Notes: If I run KisMAC and scan and quit it, then I cannot get a connection through my Airport Extreme, Senao, or Cisco Aironet card. In fact, if I scan with KisMAC, quit KisMAC, relaunch KisMAC, it says that it can't load the driver. So basically if I scan with KisMAC, I have to reboot my machine afterwards.

I guess you have never tried Netstumbler with an Orinoco card under Windows 2000. You'd have the same problem, only on a crappy OS. In my world I'll take KisMAC any day.



Problem:
KisMAC crashes or locks up moderately frequently.
Notes:
KisMAC is more stable than it used to be (used to crash when I looked at it wrong).
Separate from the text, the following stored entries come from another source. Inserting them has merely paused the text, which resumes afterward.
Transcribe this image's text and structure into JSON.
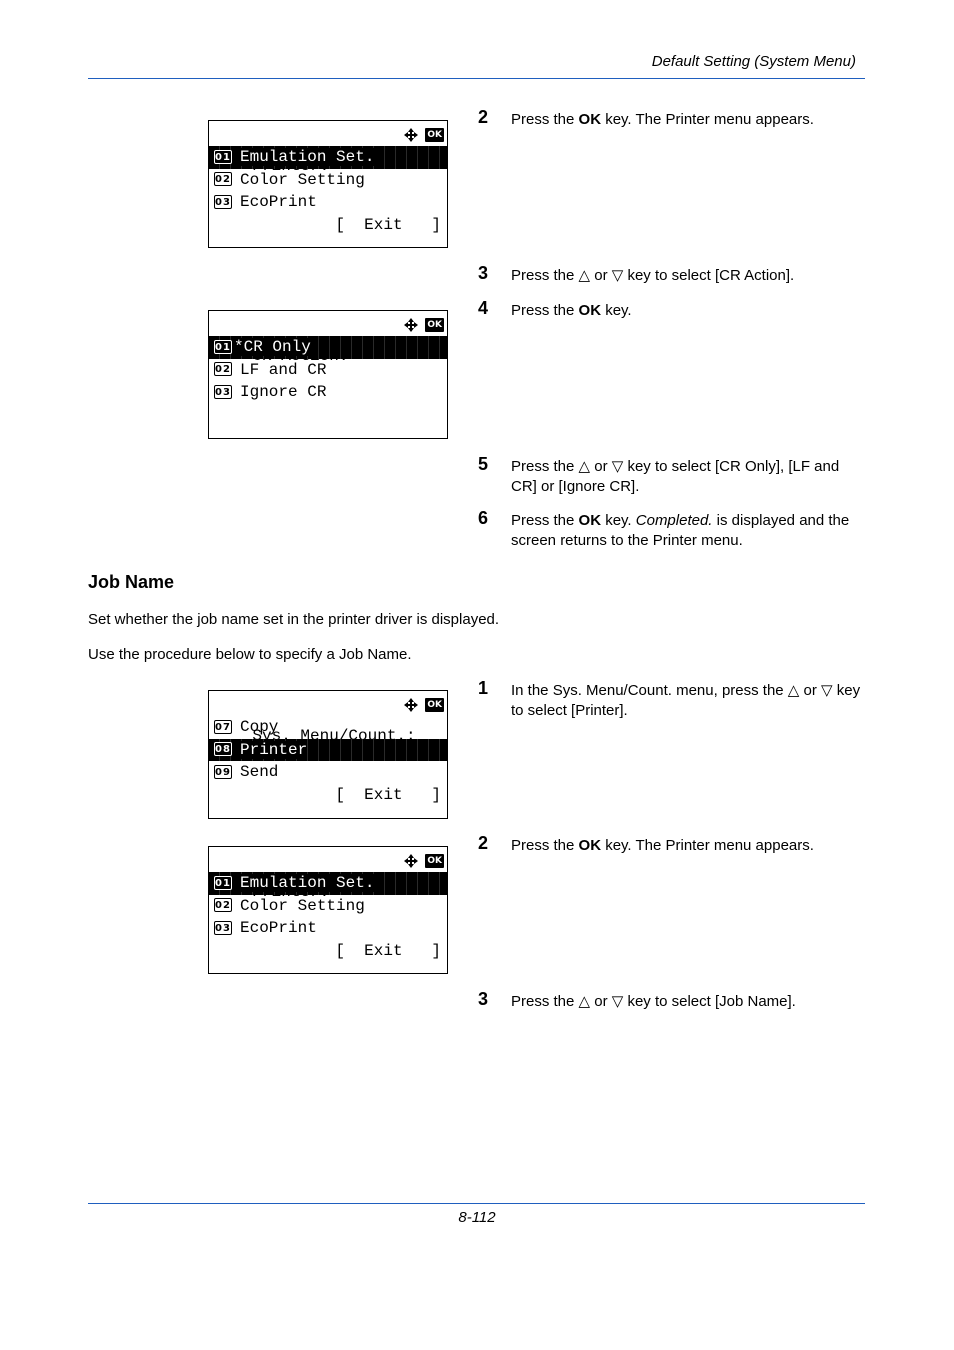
{
  "header": {
    "title": "Default Setting (System Menu)"
  },
  "footer": {
    "page_number": "8-112"
  },
  "screens": [
    {
      "title": "Printer:",
      "rows": [
        {
          "num": "01",
          "text": "Emulation Set.",
          "selected": true
        },
        {
          "num": "02",
          "text": "Color Setting",
          "selected": false
        },
        {
          "num": "03",
          "text": "EcoPrint",
          "selected": false
        }
      ],
      "exit": "[  Exit   ]"
    },
    {
      "title": "CR Action:",
      "rows": [
        {
          "num": "01",
          "text": "*CR Only",
          "selected": true
        },
        {
          "num": "02",
          "text": "LF and CR",
          "selected": false
        },
        {
          "num": "03",
          "text": "Ignore CR",
          "selected": false
        }
      ],
      "exit": ""
    },
    {
      "title": "Sys. Menu/Count.:",
      "rows": [
        {
          "num": "07",
          "text": "Copy",
          "selected": false
        },
        {
          "num": "08",
          "text": "Printer",
          "selected": true
        },
        {
          "num": "09",
          "text": "Send",
          "selected": false
        }
      ],
      "exit": "[  Exit   ]"
    },
    {
      "title": "Printer:",
      "rows": [
        {
          "num": "01",
          "text": "Emulation Set.",
          "selected": true
        },
        {
          "num": "02",
          "text": "Color Setting",
          "selected": false
        },
        {
          "num": "03",
          "text": "EcoPrint",
          "selected": false
        }
      ],
      "exit": "[  Exit   ]"
    }
  ],
  "icons": {
    "nav": "four-way-arrow-icon",
    "ok": "OK"
  },
  "steps_a": [
    {
      "n": "2",
      "parts": [
        "Press the ",
        "OK",
        " key. The Printer menu appears."
      ]
    },
    {
      "n": "3",
      "parts": [
        "Press the △ or ▽ key to select [CR Action]."
      ]
    },
    {
      "n": "4",
      "parts": [
        "Press the ",
        "OK",
        " key."
      ]
    },
    {
      "n": "5",
      "parts": [
        "Press the △ or ▽ key to select [CR Only], [LF and CR] or [Ignore CR]."
      ]
    },
    {
      "n": "6",
      "parts": [
        "Press the ",
        "OK",
        " key. ",
        "Completed.",
        " is displayed and the screen returns to the Printer menu."
      ]
    }
  ],
  "section": {
    "title": "Job Name",
    "description": "Set whether the job name set in the printer driver is displayed.",
    "procedure_intro": "Use the procedure below to specify a Job Name."
  },
  "steps_b": [
    {
      "n": "1",
      "parts": [
        "In the Sys. Menu/Count. menu, press the △ or ▽ key to select [Printer]."
      ]
    },
    {
      "n": "2",
      "parts": [
        "Press the ",
        "OK",
        " key. The Printer menu appears."
      ]
    },
    {
      "n": "3",
      "parts": [
        "Press the △ or ▽ key to select [Job Name]."
      ]
    }
  ]
}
I can't exactly reproduce the crashes, but I can give you instances that increase the probability of a crash:.
(1) When resizing the KisMAC window, especially repeatedly.
(2) When resorting KisMAC lists (in previous versions, this would inevitably cause a crash).
(3) When the list gets over about 400 access points (very easy to do within 30 minutes in San Francisco).
(4) Switching between the list window and map window repeatedly or too quickly (this causes a freeze).

I have had the same problem with Kismet in high density AP areas. The good thing about KisMAC and other open source software is that it will only get better.



Due to these bugs, perhaps 90% of the nodes I scan are unusable. I no longer wardrive with KisMAC. I can't imagine that anyone else does either.


PS: I'd be happy to pay a $15 shareware fee if the above bugs are fixed, as the features it offers are not matched by any other Mac OS X software.